New revelations from the Angel who started it all
Hot drinks, wine, meat in summer and not having babies now OK!
Angel Macaroni reveals typos in original gold tablets
In 1823 Joseph Smith had a heavenly visitation, in which an angel named Moroni told him of a sacred history written by ancient Hebrews in America, engraved in a strange Egyptian dialect on tablets of gold and buried in a nearby hill.
However, it wasn’t until the most recent discovery of a new tablet that certain Mormon beliefs were found to be “slightly incorrect.”
The 18-year-old Smith was originally told it was the history of the ancient peoples of America, and that he himself would be the instrument for bringing this record to the knowledge of the world. Young Joseph finally obtained these gold plates from the angel in 1827, and translated them into English by the spirit of God and the use of a sacred instrument accompanying the plates called the uma thurman (sacred contact lenses).
Here’s how it came to pass, according to one of Smith’s close companions.
“As a consequence of the early brethren smoking Cuban cigars, drinking cheap wine in the hot springs while noshing on greasy chicken wings and overcooked brats, it was found that said brethren tended to get way rowdy and caused their wives much misery in cleaning up the next day, not to mention that the brethren were rendered completely useless in their husbandly duties. Thus the Prophet was led to ponder upon the matter; consequently he inquired of the Angel Macaroni (nephew of the Angel Moroni, who was on leave of absence) concerning it. Macaroni dutifully prepared new gold tablets and impishly hid them in the usual spots. Unfortunately, when the tablet info was transcribed by one of Smith’s increasingly annoyed wives, it is believed that she made certain slight editorial ‘judgments’ and redactions that significantly changed the Angel’s intentions.”
The new, correctly translated gold tablets indicate that Moroni had never intended to outlaw wine since it was a staple of Jesus’ time — indeed of both Christian and Jewish worship.
As for “hot drinks,” Macaroni noted, “This is just plain silly. Why would we outlaw soup? And what about hot chocolate? Who in their right mind would forbid that?”
Mistaken texts forbidding the eating of meat except in summer, when it’s cold out, and in times of famine “should have been caught right from the get-go,” Macaroni pointed out. “Isn’t that sort of the point of a famine…that there’s no meat? I mean, cometh on, people! Getteth thou a clue.”
The new translation also indicates that mindlessly populating the world was “a big mistake, in retrospect.”
Here is the original, “mistranslated” text, verbatim from Doctrine & Covenants.
89: 7 And, again, strong drinks are not for the belly, but for the washing of your bodies.
89: 9 And again, hot drinks are not for the body or belly.
However, more careful renderings of the wine prohibition show that Smith actually allowed wine drinking with certain restrictions.

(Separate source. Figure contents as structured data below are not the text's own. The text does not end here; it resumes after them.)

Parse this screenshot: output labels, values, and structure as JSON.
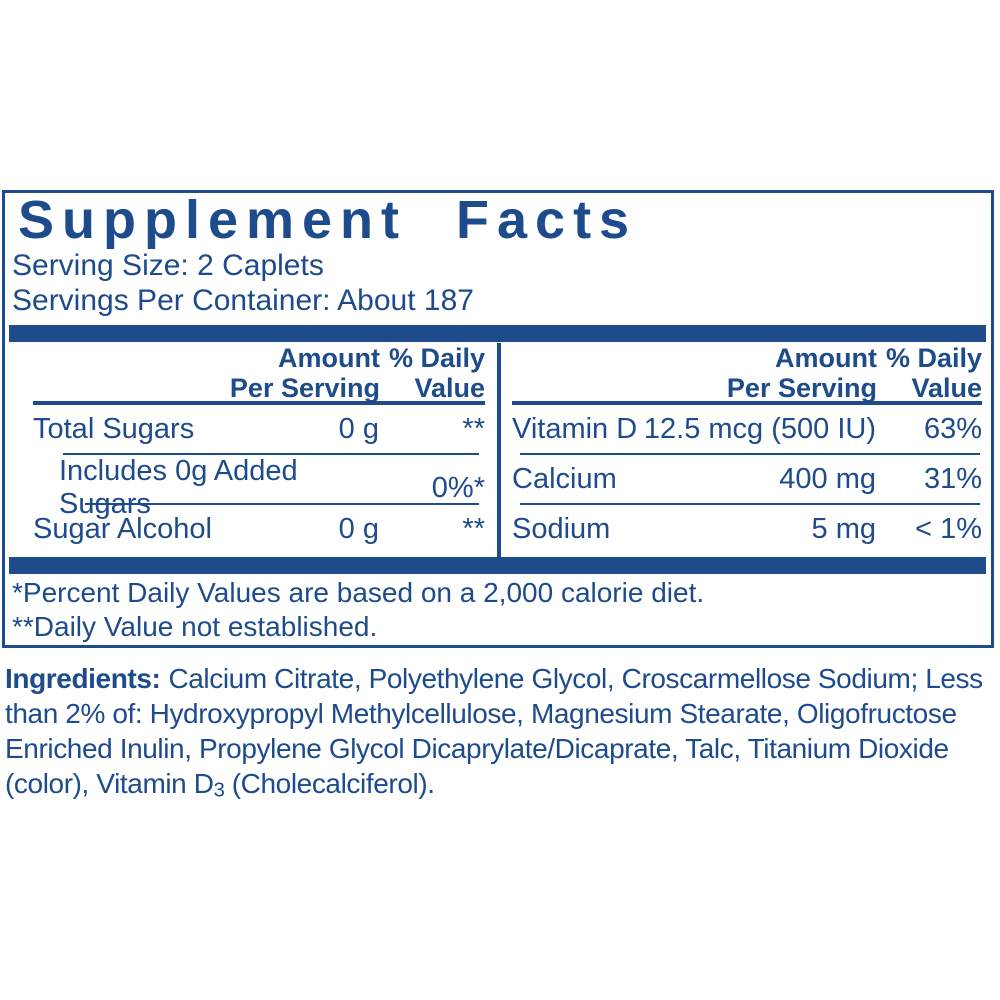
{
  "colors": {
    "primary": "#1d4b8c"
  },
  "title": "Supplement Facts",
  "serving": {
    "size": "Serving Size: 2 Caplets",
    "per_container": "Servings Per Container: About 187"
  },
  "table": {
    "header": {
      "amount_top": "Amount",
      "amount_bottom": "Per Serving",
      "daily_top": "% Daily",
      "daily_bottom": "Value"
    },
    "left_rows": [
      {
        "name": "Total Sugars",
        "amount": "0 g",
        "dv": "**"
      },
      {
        "name": "Includes 0g Added Sugars",
        "amount": "",
        "dv": "0%*"
      },
      {
        "name": "Sugar Alcohol",
        "amount": "0 g",
        "dv": "**"
      }
    ],
    "right_rows": [
      {
        "name": "Vitamin D",
        "amount": "12.5 mcg (500 IU)",
        "dv": "63%"
      },
      {
        "name": "Calcium",
        "amount": "400 mg",
        "dv": "31%"
      },
      {
        "name": "Sodium",
        "amount": "5 mg",
        "dv": "< 1%"
      }
    ]
  },
  "footnotes": {
    "daily_value": "*Percent Daily Values are based on a 2,000 calorie diet.",
    "not_established": "**Daily Value not established."
  },
  "ingredients": {
    "label": "Ingredients:",
    "body": "Calcium Citrate, Polyethylene Glycol, Croscarmellose Sodium; Less than 2% of: Hydroxypropyl Methylcellulose, Magnesium Stearate, Oligofructose Enriched Inulin, Propylene Glycol Dicaprylate/Dicaprate, Talc, Titanium Dioxide (color), Vitamin D",
    "vitamin_subscript": "3",
    "tail": " (Cholecalciferol)."
  }
}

89: 5 That inasmuch as any man drinketh wine or strong drink among you, behold it is not good, neither meet in the sight of your Father, only in assembling yourselves together to offer up your sacraments before him.
89: 6 And, behold, this should be wine, yea, pure wine of the grape of the vine, of your own make.
(Revelation given through Joseph Smith the Prophet, at the Youngstown (Ohio) Mall February 27, 1833. HC 1: 327–329.}
“Many of thou think that ‘wine’ refereth to unfermented grape juice, but I say unto thee, if the Lord had meant simple grape juice, he wouldth have had Nephi say ‘grape juice.’ Nay, it did come to pass in 600 BC that the tribe of Lehi did drink of fermented beverages, sometimes a nice IPA beer, but generally a hearty red wine (no Merlot!), and only in moderation and thus also did Laman, Lemuel and Sam—though not always in such moderation for Laman, we art sorry to report. And yea six hundred years passed as the Son of Mary did enjoy the traditional four cups of wine — not grape juice! — as they did take their Passover Seder. And Yeshua did convert water to wine — not grape juice! — at Cana as well.”